During a British Academy lecture in 2011, David Crystal mentioned that language was rarely the object of a work of art. Well, here is a work of art created by Donna Piët for an exhibition called “Een Poging tot Nieuwe Vriendelijkheid” (“An attempt at new kindness”), which was held in the art gallery of the Free Academy, Gemak, in The Hague in The Netherlands earlier in December. And it is about language. What is more, it deals with what we consider to be a usage problem in the Bridging the Unbridgeable project.
The painting (apologies for the quality: I had to rely on my mobile phone to take a picture of it) illustrates Donna’s fascination with the Oxford Comma: “Give me Oxford any time”, it reads.
Personally, I don’t like the Oxford Comma (sorry, Donna!), but because Oxford University Press insists on it, my book The Bishop’s Grammar is filled with them.

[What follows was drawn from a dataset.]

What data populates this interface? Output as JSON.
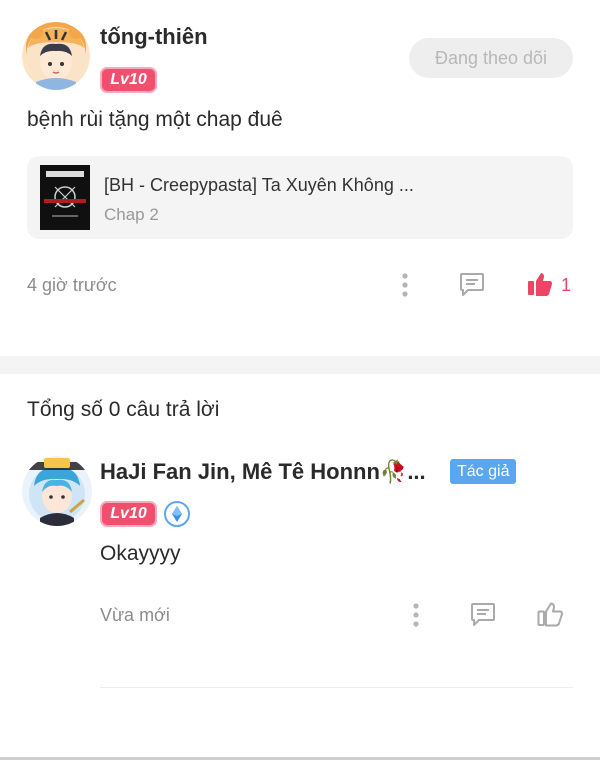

They are not mine! The reason I don’t like the Oxford Comma is that as a student, I was taught that in a coordination like “A and B and C”, the first and can be substituted by a comma: “A, B and C”. So if a comma is insisted upon before and, as the OUP style sheet does, the sentence would read: “A and B and and C”, which doesn’t make sense to me. But Donna, tell us, why do you like the Oxford Comma so much that you used it for a work of art?
Eighteen months ago, there was a brief twitterstorm, created by the rumour that the Oxford Comma would be abolished. Nothing could be further from the truth it turns out. Yahoo News reports about it, and cites Lynne Truss, author of Eats, Shoots & Leaves (2003) (no Oxford Comma there!), saying “that there are strong opinions on both sides”, and advising: “I’ll just say this: never get between these people when drink has been taken”!
(Donna Piët studies Autonomous Art at the Royal Academy of Arts in The Hague. And here is another example of her work for the exhibition, called “Insidious Restlessness”.)
(And thanks to Colin Jones, former visiting fellow at Clare Hall, Cambridge, for telling me about the twitterstorm.)